Dr Andrew Hill [01:03:10]:
Only thing I would say is, which sounds somewhat banal, but change happens. Shift happens. People's suffering is not as permanent as it usually feels. You didn't always feel this way. You won't always feel this way. And so if you're not satisfied, especially with these regulatory features of stress, sleep, attention, speed of processing, social integration, sensory processing, if you're not comfortable with how those things are operating, those things are changeable. They change, probably to pinch up this way so you're suffering. You can learn how to change them, be it meditation or nootropics or sleep hacking or exercise or tailored work like neurofeedback or psychotherapy or some really, really cutting edge intervention we'll come up with next.

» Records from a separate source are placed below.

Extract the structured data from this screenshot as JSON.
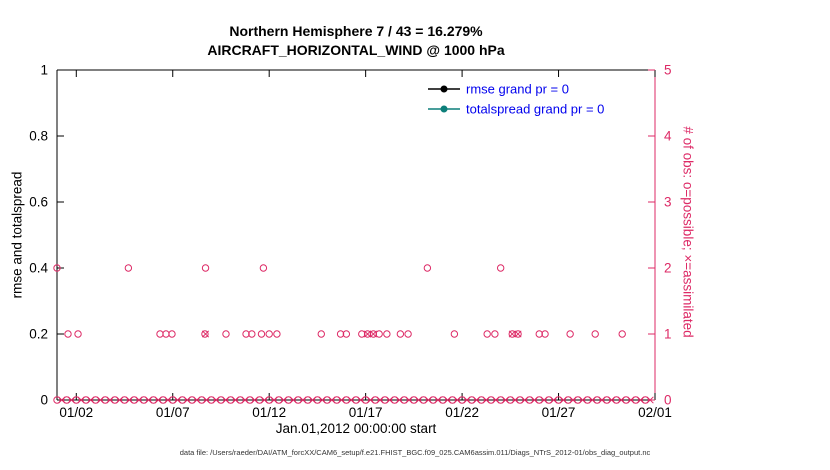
{
  "title": {
    "line1": "Northern Hemisphere 7 / 43 = 16.279%",
    "line2": "AIRCRAFT_HORIZONTAL_WIND @ 1000 hPa"
  },
  "legend": {
    "text_color": "#0000ee",
    "items": [
      {
        "label": "rmse grand pr = 0",
        "color": "#000000",
        "marker": "line-dot"
      },
      {
        "label": "totalspread grand pr = 0",
        "color": "#0d7f7a",
        "marker": "line-dot"
      }
    ]
  },
  "caption": "data file: /Users/raeder/DAI/ATM_forcXX/CAM6_setup/f.e21.FHIST_BGC.f09_025.CAM6assim.011/Diags_NTrS_2012-01/obs_diag_output.nc",
  "colors": {
    "obs_pink": "#dd2a66",
    "axis_black": "#000000",
    "totalspread_teal": "#0d7f7a"
  },
  "chart_data": {
    "type": "scatter",
    "title": "Northern Hemisphere 7 / 43 = 16.279% — AIRCRAFT_HORIZONTAL_WIND @ 1000 hPa",
    "xlabel": "Jan.01,2012 00:00:00 start",
    "ylabel_left": "rmse and totalspread",
    "ylabel_right": "# of obs: o=possible; ×=assimilated",
    "grid": false,
    "legend_position": "upper-right-inside",
    "x_ticks": [
      "01/02",
      "01/07",
      "01/12",
      "01/17",
      "01/22",
      "01/27",
      "02/01"
    ],
    "x_tick_days": [
      2,
      7,
      12,
      17,
      22,
      27,
      32
    ],
    "x_range_days": [
      1,
      32
    ],
    "ylim_left": [
      0,
      1
    ],
    "yticks_left": [
      "0",
      "0.2",
      "0.4",
      "0.6",
      "0.8",
      "1"
    ],
    "yticks_left_vals": [
      0,
      0.2,
      0.4,
      0.6,
      0.8,
      1
    ],
    "ylim_right": [
      0,
      5
    ],
    "yticks_right": [
      "0",
      "1",
      "2",
      "3",
      "4",
      "5"
    ],
    "yticks_right_vals": [
      0,
      1,
      2,
      3,
      4,
      5
    ],
    "series": [
      {
        "name": "rmse",
        "axis": "left",
        "marker": "line-dot",
        "color": "#000000",
        "points": []
      },
      {
        "name": "totalspread",
        "axis": "left",
        "marker": "line-dot",
        "color": "#0d7f7a",
        "points": []
      },
      {
        "name": "possible_obs",
        "axis": "right",
        "marker": "o",
        "color": "#dd2a66",
        "points": [
          [
            1,
            2
          ],
          [
            4.7,
            2
          ],
          [
            8.7,
            2
          ],
          [
            11.7,
            2
          ],
          [
            20.2,
            2
          ],
          [
            24,
            2
          ],
          [
            1.57,
            1
          ],
          [
            2.09,
            1
          ],
          [
            6.34,
            1
          ],
          [
            6.65,
            1
          ],
          [
            6.96,
            1
          ],
          [
            8.67,
            1
          ],
          [
            9.76,
            1
          ],
          [
            10.8,
            1
          ],
          [
            11.1,
            1
          ],
          [
            11.6,
            1
          ],
          [
            12,
            1
          ],
          [
            12.4,
            1
          ],
          [
            14.7,
            1
          ],
          [
            15.7,
            1
          ],
          [
            16,
            1
          ],
          [
            16.8,
            1
          ],
          [
            17.1,
            1
          ],
          [
            17.4,
            1
          ],
          [
            17.7,
            1
          ],
          [
            18.1,
            1
          ],
          [
            18.8,
            1
          ],
          [
            19.2,
            1
          ],
          [
            21.6,
            1
          ],
          [
            23.3,
            1
          ],
          [
            23.7,
            1
          ],
          [
            24.6,
            1
          ],
          [
            24.9,
            1
          ],
          [
            26,
            1
          ],
          [
            26.3,
            1
          ],
          [
            27.6,
            1
          ],
          [
            28.9,
            1
          ],
          [
            30.3,
            1
          ],
          [
            1,
            0
          ],
          [
            1.5,
            0
          ],
          [
            2,
            0
          ],
          [
            2.5,
            0
          ],
          [
            3,
            0
          ],
          [
            3.5,
            0
          ],
          [
            4,
            0
          ],
          [
            4.5,
            0
          ],
          [
            5,
            0
          ],
          [
            5.5,
            0
          ],
          [
            6,
            0
          ],
          [
            6.5,
            0
          ],
          [
            7,
            0
          ],
          [
            7.5,
            0
          ],
          [
            8,
            0
          ],
          [
            8.5,
            0
          ],
          [
            9,
            0
          ],
          [
            9.5,
            0
          ],
          [
            10,
            0
          ],
          [
            10.5,
            0
          ],
          [
            11,
            0
          ],
          [
            11.5,
            0
          ],
          [
            12,
            0
          ],
          [
            12.5,
            0
          ],
          [
            13,
            0
          ],
          [
            13.5,
            0
          ],
          [
            14,
            0
          ],
          [
            14.5,
            0
          ],
          [
            15,
            0
          ],
          [
            15.5,
            0
          ],
          [
            16,
            0
          ],
          [
            16.5,
            0
          ],
          [
            17,
            0
          ],
          [
            17.5,
            0
          ],
          [
            18,
            0
          ],
          [
            18.5,
            0
          ],
          [
            19,
            0
          ],
          [
            19.5,
            0
          ],
          [
            20,
            0
          ],
          [
            20.5,
            0
          ],
          [
            21,
            0
          ],
          [
            21.5,
            0
          ],
          [
            22,
            0
          ],
          [
            22.5,
            0
          ],
          [
            23,
            0
          ],
          [
            23.5,
            0
          ],
          [
            24,
            0
          ],
          [
            24.5,
            0
          ],
          [
            25,
            0
          ],
          [
            25.5,
            0
          ],
          [
            26,
            0
          ],
          [
            26.5,
            0
          ],
          [
            27,
            0
          ],
          [
            27.5,
            0
          ],
          [
            28,
            0
          ],
          [
            28.5,
            0
          ],
          [
            29,
            0
          ],
          [
            29.5,
            0
          ],
          [
            30,
            0
          ],
          [
            30.5,
            0
          ],
          [
            31,
            0
          ],
          [
            31.5,
            0
          ]
        ]
      },
      {
        "name": "assimilated_obs",
        "axis": "right",
        "marker": "x",
        "color": "#dd2a66",
        "points": [
          [
            8.7,
            1
          ],
          [
            17.1,
            1
          ],
          [
            17.4,
            1
          ],
          [
            24.6,
            1
          ],
          [
            24.9,
            1
          ],
          [
            1.25,
            0
          ],
          [
            1.75,
            0
          ],
          [
            2.25,
            0
          ],
          [
            2.75,
            0
          ],
          [
            3.25,
            0
          ],
          [
            3.75,
            0
          ],
          [
            4.25,
            0
          ],
          [
            4.75,
            0
          ],
          [
            5.25,
            0
          ],
          [
            5.75,
            0
          ],
          [
            6.25,
            0
          ],
          [
            6.75,
            0
          ],
          [
            7.25,
            0
          ],
          [
            7.75,
            0
          ],
          [
            8.25,
            0
          ],
          [
            8.75,
            0
          ],
          [
            9.25,
            0
          ],
          [
            9.75,
            0
          ],
          [
            10.25,
            0
          ],
          [
            10.75,
            0
          ],
          [
            11.25,
            0
          ],
          [
            11.75,
            0
          ],
          [
            12.25,
            0
          ],
          [
            12.75,
            0
          ],
          [
            13.25,
            0
          ],
          [
            13.75,
            0
          ],
          [
            14.25,
            0
          ],
          [
            14.75,
            0
          ],
          [
            15.25,
            0
          ],
          [
            15.75,
            0
          ],
          [
            16.25,
            0
          ],
          [
            16.75,
            0
          ],
          [
            17.25,
            0
          ],
          [
            17.75,
            0
          ],
          [
            18.25,
            0
          ],
          [
            18.75,
            0
          ],
          [
            19.25,
            0
          ],
          [
            19.75,
            0
          ],
          [
            20.25,
            0
          ],
          [
            20.75,
            0
          ],
          [
            21.25,
            0
          ],
          [
            21.75,
            0
          ],
          [
            22.25,
            0
          ],
          [
            22.75,
            0
          ],
          [
            23.25,
            0
          ],
          [
            23.75,
            0
          ],
          [
            24.25,
            0
          ],
          [
            24.75,
            0
          ],
          [
            25.25,
            0
          ],
          [
            25.75,
            0
          ],
          [
            26.25,
            0
          ],
          [
            26.75,
            0
          ],
          [
            27.25,
            0
          ],
          [
            27.75,
            0
          ],
          [
            28.25,
            0
          ],
          [
            28.75,
            0
          ],
          [
            29.25,
            0
          ],
          [
            29.75,
            0
          ],
          [
            30.25,
            0
          ],
          [
            30.75,
            0
          ],
          [
            31.25,
            0
          ],
          [
            31.75,
            0
          ]
        ]
      }
    ]
  }
}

Dr Andrew Hill [01:04:03]:
The point is that you can learn a lot more now about yourself than at any point in history. And you can do so much more now than we ever have, with a lot more control. So don't just suffer in silence. Don't be overwhelmed. As overwhelmed if you can look at the machine, figure it out. Just knowing how it works suddenly makes it a lot harder to be overwhelmed or ashamed or guilty. Oh, just in my head. Don't worry about it.

Dr Andrew Hill [01:04:30]:
Very exciting.

Claudia von Boeselager [01:04:31]:
Thank you so much, Andrew, for coming on today and sharing about this important supercomputer we have between our ears and what we can do to tweak it and fine tune it.

Dr Andrew Hill [01:04:39]:
Right.

Claudia von Boeselager [01:04:39]:
So thank you so much.

Dr Andrew Hill [01:04:41]:
Oh, thanks for having me. Appreciate it. Pleasure.